Mais denúncias de ameaças contra os cristãos no Egito

Segundo as informações da agência CSW, os cristãos que vivem em Minia, Beni Suef, Fayoum e Assiut estão recebendo ameaças específicas dos islâmicos para saírem se eles não quiserem ser atacados nos próximos dias.

Em Minia, as casas e empresas de cristãos foram marcados com um X preto como aviso final de que eles estão entre os objetivos a serem destruídos.

Cerca de cinquenta templos, assim como várias sedes de ministérios, orfanatos e escolas cristãs, sofreram graves danos devido ao estresse vivido no Egito, onde a ira islâmica agiu com fúria contra seus companheiros cristãos.

O conflito político no Egito tem uma forte carga religiosa. A Irmandade Muçulmana, que venceu a eleição por uma margem estreita, e que ao longo do tempo perdeu o apoio de seus seguidores nos meses de governo, acusado de incitar um golpe de estado para a minoria cristã. Embora representem apenas 10 por cento da população egípcia, os islamitas responderam à repressão das forças de segurança com violência contra os cristãos.

Esses atos tiveram consequências imediatas para os cristãos, que assistiram à destruição dos templos sem mostrar oposição. De acordo com um líder da igreja copta, os cristãos são aconselhados a não tentar defender a propriedade dos grupos armados e violentos que foram implantados em várias cidades.

Os coptas, tanto na facção ortodoxa e católica, expressaram apoio ao governo de transição e as forças de segurança. Na sua opinião, a luta é “Egito” contra os grupos “terroristas, armados e violentos”.

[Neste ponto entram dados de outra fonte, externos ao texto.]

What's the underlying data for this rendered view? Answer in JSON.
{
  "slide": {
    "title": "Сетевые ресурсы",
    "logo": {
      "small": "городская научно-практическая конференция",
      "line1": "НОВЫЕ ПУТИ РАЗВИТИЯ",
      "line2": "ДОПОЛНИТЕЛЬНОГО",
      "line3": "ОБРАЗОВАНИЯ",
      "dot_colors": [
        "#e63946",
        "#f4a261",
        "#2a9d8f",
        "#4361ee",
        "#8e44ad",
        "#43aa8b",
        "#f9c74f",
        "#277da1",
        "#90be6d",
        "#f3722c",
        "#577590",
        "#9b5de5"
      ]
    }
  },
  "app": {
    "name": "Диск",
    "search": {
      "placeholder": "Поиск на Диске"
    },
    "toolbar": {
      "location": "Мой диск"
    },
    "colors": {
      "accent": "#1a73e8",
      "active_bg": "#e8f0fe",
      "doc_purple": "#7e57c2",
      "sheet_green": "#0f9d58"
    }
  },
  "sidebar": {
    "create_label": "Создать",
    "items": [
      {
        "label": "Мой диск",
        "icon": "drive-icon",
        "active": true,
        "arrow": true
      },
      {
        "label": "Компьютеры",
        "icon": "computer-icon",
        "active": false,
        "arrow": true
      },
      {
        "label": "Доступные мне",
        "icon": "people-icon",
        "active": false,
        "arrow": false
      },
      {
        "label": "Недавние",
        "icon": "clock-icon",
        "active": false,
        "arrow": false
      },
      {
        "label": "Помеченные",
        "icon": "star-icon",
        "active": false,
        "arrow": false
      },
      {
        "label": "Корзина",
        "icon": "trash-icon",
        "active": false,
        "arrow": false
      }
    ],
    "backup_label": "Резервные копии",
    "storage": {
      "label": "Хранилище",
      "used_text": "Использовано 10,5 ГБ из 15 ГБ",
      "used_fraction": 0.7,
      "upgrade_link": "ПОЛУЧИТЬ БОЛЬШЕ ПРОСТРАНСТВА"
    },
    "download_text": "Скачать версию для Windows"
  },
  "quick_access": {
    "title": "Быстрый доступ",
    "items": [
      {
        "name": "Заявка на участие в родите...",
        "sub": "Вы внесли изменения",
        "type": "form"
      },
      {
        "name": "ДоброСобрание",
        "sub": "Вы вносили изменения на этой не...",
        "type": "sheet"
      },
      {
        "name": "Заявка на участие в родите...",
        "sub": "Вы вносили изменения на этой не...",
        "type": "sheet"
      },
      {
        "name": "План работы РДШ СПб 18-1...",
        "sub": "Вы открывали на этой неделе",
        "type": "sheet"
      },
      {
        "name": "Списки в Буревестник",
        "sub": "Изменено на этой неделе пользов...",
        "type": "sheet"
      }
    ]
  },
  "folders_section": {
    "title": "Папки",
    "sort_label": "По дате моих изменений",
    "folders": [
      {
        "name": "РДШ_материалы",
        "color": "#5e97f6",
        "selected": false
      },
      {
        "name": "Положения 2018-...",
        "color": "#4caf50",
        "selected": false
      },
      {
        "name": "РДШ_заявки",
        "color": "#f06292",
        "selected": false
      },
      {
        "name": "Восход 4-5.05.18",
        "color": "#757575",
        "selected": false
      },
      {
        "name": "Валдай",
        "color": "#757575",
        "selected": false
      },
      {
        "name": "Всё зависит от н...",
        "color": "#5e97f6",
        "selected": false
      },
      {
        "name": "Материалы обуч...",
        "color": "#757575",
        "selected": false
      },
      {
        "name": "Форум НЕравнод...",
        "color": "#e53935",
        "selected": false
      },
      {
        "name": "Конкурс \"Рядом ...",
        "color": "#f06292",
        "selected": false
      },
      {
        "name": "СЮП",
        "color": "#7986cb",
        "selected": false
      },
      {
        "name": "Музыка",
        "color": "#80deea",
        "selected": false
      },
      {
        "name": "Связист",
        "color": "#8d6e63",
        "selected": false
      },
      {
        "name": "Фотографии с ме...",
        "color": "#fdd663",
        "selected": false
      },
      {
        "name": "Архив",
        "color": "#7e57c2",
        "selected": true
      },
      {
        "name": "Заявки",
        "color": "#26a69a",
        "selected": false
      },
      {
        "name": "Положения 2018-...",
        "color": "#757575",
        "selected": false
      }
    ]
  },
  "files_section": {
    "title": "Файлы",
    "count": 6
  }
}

A Igreja Copta Católica rejeitou especificamente a interferência de nações estrangeiras no conflito e mostrou o seu apoio para a polícia e as forças armadas. O patriarca católico copta de Alexandria e presidente da Assembleia da patriacas e os bispos do Egito, indicam que “com sofrimento, mas também com esperança, a Igreja Católica no Egito está seguindo o que o país está sofrimento: ataques terroristas, assassinatos, incêndios em igrejas, escolas e instituições públicas”.

E afirma que “por amor ao nosso país e um sinal de solidariedade para com todos aqueles que amam o Egito, seja cristão ou muçulmano, queremos seguir com a nossa capacidade de comunicar-nos com as muitas organizações ao redor do mundo para esclarecer a verdade dos fatos”.

Uma vez que esta à frente cristã denunciando a mídia internacional por “espalhar mentiras e falsificar a verdade, a fim de desviar a opinião pública mundial”, mas também agradecer a todos aqueles meios “egípcios e estrangeiros que transmitira, a notícia e os fatos com objetividade e honestidade”.

Eles também agradeceram a todos os “compatriotas muçulmanos respeitados que estavam perto de nós, de acordo com as suas possibilidades, para defender nossas igrejas e instituições.” E destacou que o Egito “não enfrenta conflitos políticos entre as facções, mas uma luta de todos os egípcios contra o terrorismo”.

A Igreja Ortodoxa Copta do Egito se manifestou igualmente preocupada com a cobertura do conflito no exterior. “Nós condenamos fortemente a cobertura da mídia enganosa nos países ocidentais, e pedimos aos representantes dos meios de comunicação para ver objetivamente a realidade dos fatos, e abster-se de fornecer uma cobertura internacional ou política aos grupos sanguinários terroristas”.

“Temos confiança na ajuda de Deus, para que possamos superar um capítulo tão difícil da nossa história”, disse o comunicado.